Is ran once per GVE vm, at (re)boot.
It prepares the tmpfs mountpoint for the shared ccache.
It wipes the SSD scratch disk for the build artifacts
It pulls the latest {worker, sandbox} container images from the Google Cloud Container registry.
Sets up Docker and iptables (for the sandboxed network).
Starts N worker containers in Docker.

worker.py

It polls the DB to retrieve a job.
When a job is retrieved starts a sandbox container.
It streams the container stdout/stderr to the DB.
It upload the build artifacts to GCS.

testrunner.sh

It is pinned in the container image. Does NOT depend on the particular revision being tested.
Checks out the repo at the revision specified (by the Controller) in the job config pulled from the DB.
Sets up ccache
Deals with caching of buildtools/.
Runs the test script specified in the job config from the checkout.

{android,fuzzer,linux,ui}_tests.sh

Are NOT pinned in the container and are ran from the checked out revision.
Finally build and run the test.

Playbook

Frontend (JS/HTML/CSS) changes

Test-locally: make -C infra/ci/frontend test

Deploy with make -C infra/ci/frontend deploy

Controller changes

Deploy with make -C infra/ci/controller deploy

It is possible to try locally via the make -C infra/ci/controller test but this involves:

Manually stopping the production AppEngine instance via the Cloud Console (stopping via the gcloud cli doesn't seem to work, b/136828660)
Downloading the testing service credentials test-credentials.json (they are in the internal Team drive).

Worker/Sandbox changes

Build and push the new docker containers with:
make -C infra/ci build push
Restart the GCE instances, either manually or via
make -C infra/ci restart-workers

Purging the job queue

This can be useful when there is an outage and too many jobs pile up.

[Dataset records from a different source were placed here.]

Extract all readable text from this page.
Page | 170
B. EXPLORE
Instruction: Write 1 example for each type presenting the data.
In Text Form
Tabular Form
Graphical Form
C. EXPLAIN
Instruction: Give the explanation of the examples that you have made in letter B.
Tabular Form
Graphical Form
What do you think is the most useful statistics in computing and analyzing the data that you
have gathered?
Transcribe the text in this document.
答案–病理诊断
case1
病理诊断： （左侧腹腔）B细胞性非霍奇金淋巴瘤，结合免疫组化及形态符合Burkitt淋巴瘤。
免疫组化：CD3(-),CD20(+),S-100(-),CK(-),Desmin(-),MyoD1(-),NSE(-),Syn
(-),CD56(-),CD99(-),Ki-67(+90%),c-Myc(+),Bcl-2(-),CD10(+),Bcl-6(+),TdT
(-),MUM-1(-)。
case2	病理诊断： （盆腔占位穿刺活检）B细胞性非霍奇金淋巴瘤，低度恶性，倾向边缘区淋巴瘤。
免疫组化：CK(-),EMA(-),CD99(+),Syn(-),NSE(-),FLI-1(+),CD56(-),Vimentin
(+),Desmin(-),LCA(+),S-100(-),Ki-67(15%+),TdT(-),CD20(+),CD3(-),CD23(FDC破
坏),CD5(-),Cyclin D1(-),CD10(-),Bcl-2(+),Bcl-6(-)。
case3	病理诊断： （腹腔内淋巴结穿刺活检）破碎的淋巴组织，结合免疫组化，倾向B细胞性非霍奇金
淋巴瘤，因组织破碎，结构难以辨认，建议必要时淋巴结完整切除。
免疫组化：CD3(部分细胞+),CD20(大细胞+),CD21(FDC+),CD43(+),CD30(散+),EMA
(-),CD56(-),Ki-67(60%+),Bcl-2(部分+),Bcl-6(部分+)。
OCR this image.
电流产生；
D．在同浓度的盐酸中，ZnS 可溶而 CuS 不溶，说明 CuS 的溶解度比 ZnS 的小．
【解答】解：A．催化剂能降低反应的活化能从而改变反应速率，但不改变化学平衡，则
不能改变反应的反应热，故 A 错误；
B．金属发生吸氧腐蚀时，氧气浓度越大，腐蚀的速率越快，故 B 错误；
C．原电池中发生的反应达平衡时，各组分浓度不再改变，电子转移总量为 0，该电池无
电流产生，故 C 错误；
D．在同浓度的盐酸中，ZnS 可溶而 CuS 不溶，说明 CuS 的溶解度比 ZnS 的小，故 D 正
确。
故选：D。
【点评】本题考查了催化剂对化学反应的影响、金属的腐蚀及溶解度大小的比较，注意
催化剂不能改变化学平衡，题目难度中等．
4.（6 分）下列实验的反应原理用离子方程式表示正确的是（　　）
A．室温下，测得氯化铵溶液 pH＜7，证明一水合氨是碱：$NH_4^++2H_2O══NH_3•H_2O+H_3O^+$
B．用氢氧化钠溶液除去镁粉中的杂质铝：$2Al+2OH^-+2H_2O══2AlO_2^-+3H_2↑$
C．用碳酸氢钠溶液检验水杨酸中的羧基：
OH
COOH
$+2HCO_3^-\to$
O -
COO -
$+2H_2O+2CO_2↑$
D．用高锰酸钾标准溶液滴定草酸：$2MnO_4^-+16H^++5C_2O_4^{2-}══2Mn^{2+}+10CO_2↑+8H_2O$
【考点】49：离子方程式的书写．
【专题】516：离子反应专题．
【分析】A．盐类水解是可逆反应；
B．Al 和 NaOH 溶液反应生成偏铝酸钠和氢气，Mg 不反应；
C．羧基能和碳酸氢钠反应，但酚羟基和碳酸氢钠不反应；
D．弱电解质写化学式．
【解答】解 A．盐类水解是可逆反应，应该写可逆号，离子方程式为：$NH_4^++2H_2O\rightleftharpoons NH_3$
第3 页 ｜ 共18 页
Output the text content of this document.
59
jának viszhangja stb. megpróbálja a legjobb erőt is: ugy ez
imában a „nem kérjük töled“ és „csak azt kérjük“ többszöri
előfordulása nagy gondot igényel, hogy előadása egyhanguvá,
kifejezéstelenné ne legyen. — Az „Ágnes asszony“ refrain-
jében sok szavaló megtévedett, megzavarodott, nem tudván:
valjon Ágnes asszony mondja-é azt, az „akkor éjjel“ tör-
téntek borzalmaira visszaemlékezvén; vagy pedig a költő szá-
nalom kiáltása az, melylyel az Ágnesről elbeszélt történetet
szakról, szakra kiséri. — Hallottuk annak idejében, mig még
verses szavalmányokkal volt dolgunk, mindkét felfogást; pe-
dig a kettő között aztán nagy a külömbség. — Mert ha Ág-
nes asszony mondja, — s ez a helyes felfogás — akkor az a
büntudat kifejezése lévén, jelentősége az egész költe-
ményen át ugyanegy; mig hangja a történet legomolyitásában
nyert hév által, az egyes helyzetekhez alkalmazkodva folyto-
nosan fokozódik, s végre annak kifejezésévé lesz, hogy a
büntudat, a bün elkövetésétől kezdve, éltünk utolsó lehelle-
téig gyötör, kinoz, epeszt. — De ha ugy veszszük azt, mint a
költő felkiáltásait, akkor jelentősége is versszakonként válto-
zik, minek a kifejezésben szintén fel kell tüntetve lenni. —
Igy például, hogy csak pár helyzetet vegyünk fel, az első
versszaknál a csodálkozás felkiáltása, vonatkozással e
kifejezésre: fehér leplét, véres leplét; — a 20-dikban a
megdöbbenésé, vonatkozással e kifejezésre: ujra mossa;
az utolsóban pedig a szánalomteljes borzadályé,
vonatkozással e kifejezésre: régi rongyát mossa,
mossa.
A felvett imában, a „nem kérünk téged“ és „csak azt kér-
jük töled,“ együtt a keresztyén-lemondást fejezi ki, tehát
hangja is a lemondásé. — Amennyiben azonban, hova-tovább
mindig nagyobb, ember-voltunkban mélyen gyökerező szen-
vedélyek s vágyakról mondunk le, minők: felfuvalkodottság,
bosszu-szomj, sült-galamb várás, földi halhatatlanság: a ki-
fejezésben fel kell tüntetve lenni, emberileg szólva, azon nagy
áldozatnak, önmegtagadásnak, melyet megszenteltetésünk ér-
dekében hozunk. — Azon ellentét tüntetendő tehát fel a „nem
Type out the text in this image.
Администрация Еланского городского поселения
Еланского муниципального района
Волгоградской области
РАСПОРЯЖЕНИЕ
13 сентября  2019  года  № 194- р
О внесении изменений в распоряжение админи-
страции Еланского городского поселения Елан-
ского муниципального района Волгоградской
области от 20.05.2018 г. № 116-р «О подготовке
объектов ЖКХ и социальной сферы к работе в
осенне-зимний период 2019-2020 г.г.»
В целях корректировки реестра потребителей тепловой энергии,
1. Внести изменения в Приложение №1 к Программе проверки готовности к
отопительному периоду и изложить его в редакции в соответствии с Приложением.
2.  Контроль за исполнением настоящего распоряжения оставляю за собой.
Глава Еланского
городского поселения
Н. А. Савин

Stop the workers: make -C infra/ci stop-workers
Open https://console.firebase.google.com/u/0/project/perfetto-ci/database/perfetto-ci/data/~2Fci
Delete the jobs_running, jobs_queued, workers subtrees
Restart the workers: make -C infra/ci start-workers

Security considerations

Both the Firebase DB and the gs://perfetto-artifacts GCS bucket are world-readable and writable by the GAE and GCE service accounts.
The GAE service account also has the ability to log into Gerrit using a dedicated gmail.com account. The GCE service account doesn't.
Overall, no account in this project has any interesting privilege:
- The Gerrit account used for commenting on CLs is just a random gmail account and has no special voting power.
- The service accounts of GAE and GCE don't have any special capabilities outside of the CI project itself.
This CI deals only with functional and performance testing and doesn't deal with any sort of continuous deployment.
Presubmit jobs are only triggered if at least one of the following is true:
- The owner of the CL is a @google.com account.
- The user that applied the Presubmit-Ready label is a @google.com account.
Sandboxes are not too hard to escape (Docker is the only boundary) and can pollute each other via the shared ccache.
As such neither pre-submit nor post-submit build artifacts are considered trusted. They are only used for establishing functional correctness and performance regression testing.
Binaries built by the CI are not ran on any other machines outside of the CI project. They are deliberately not downloadable.
The only build artifacts that are retained (for up to 30 days) and uploaded to the GCS bucket are the UI artifacts. This is for the only sake of getting visual previews of the HTML changes.
UI artifacts are served from a different origin (the GCS per-bucket API) than the production UI.